Маркус помотал головой, чувствуя угрызения совести. Своих ротных командиров — не считая ветеранов, конечно, — он едва знал в лицо. Время, которое Маркусу следовало бы проводить с ними, единолично присвоил Янус.
— В следующий раз, — сказал Мор, — я сам проведу занятия по строевой. Чем трепаться друг с другом, пускай эти сопляки хорошенько наглотаются пыли. Может, хоть это их чему–нибудь научит. — Он протяжно выдохнул. — У тебя найдется выпить?

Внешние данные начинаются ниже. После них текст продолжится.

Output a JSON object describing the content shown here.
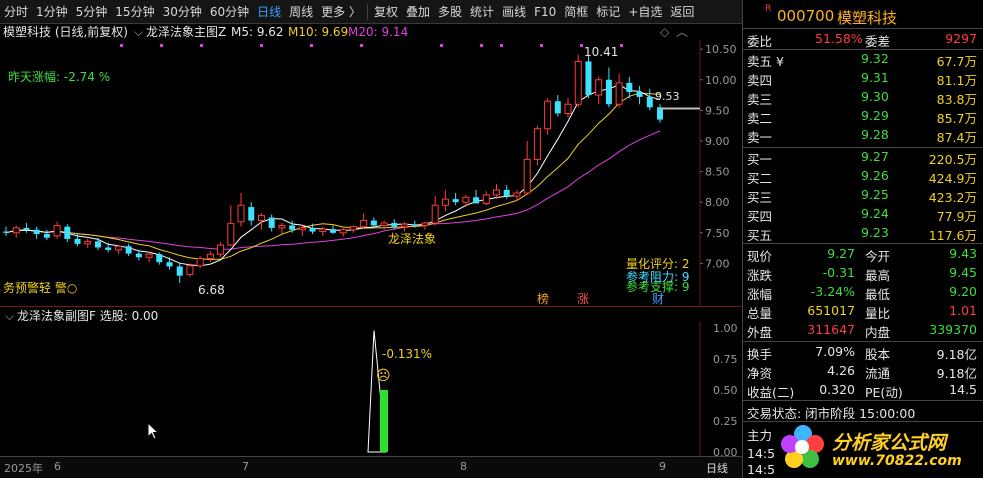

— Не сейчас, — ответил Маркус. — У нас неприятности.
— А то я не знаю! Потому и спросил насчет выпивки. — Мор плюхнулся на пол возле походного стола. — Так в чем дело–то?
— Сначала нужно дождаться… а, вот и он.
Вал откинул полог палатки и шагнул внутрь, моргая от света лампы.
— Маркус, Мор, — учтиво приветствовал он сослуживцев. — Мне показалось, что Фиц взволнован, и я поспешил прийти.
— Взволнован? — переспросил Мор. — Да он не знает, что такое волноваться!
— Я имею в виду — по сравнению с его обычным поведением, — пояснил Вал.
— Садись, — сказал Маркус. — Нам надо поговорить.
— Вот теперь уже я начинаю волноваться, — усмехаясь, заметил Мор.
— Учитывая, кто здесь собрался, — произнес Вал, — я, кажется, знаю, о чем пойдет разговор. Ты собрал нас из–за Адрехта, верно?
— Верно, — признал Маркус. — Полковник недоволен тем, что произошло с лагерем искупителей.
— Ба! — воскликнул Мор. — Согласен, дельце некрасивое, но эти поганцы получили по заслугам.
— По заслугам? — эхом отозвался Маркус. — Они спасались бегством. В лагере были женщины…
— Женщины, которые отправились в поход за действующей армией. — Мор пренебрежительно махнул рукой. — Останься они в Эш–Катарионе, с ними бы ничего не случилось. Да и незачем было спасаться бегством. Мы давали им возможность сдаться в плен.
— И однако, резне не может быть оправдания, — натянуто заметил Вал. — Законы цивилизованного ведения военных действий…
— А что, искупители подписали Конвенцию пятьдесят восьмого года? Не припомню такого. Между прочим, они едят пленных.
— Это всего лишь слухи, — возразил Вал.
— Как бы там ни было, — перебил их Маркус, повысив голос, — крайним в этой истории оказался Адрехт. Полковник сообщил мне, что хочет его арестовать.
— Арестовать? — потрясенно переспросил Вал. — За что?
— За невыполнение служебного долга, — пожал плечами Маркус. — Не знаю, примет ли такое обвинение военно–полевой суд, но Адрехту до конца кампании придется сидеть в кутузке — исключительно по распоряжению полковника.
— А кто примет четвертый батальон? — спросил Мор.
— Фиц, — ответил Маркус, морщась от кислого привкуса во рту. — Во всяком случае, полковник намекнул на такую возможность.
— Давно пора, — сказал Мор.
Вал пропустил его реплику мимо ушей и повернулся к Маркусу.
— Что будем делать?
— Я хотел вначале поговорить с вами обоими, — ответил Маркус. — Нам нужно будет вместе решить…
— Что решить? — перебил Мор. — Решение–то вроде бы уже принято.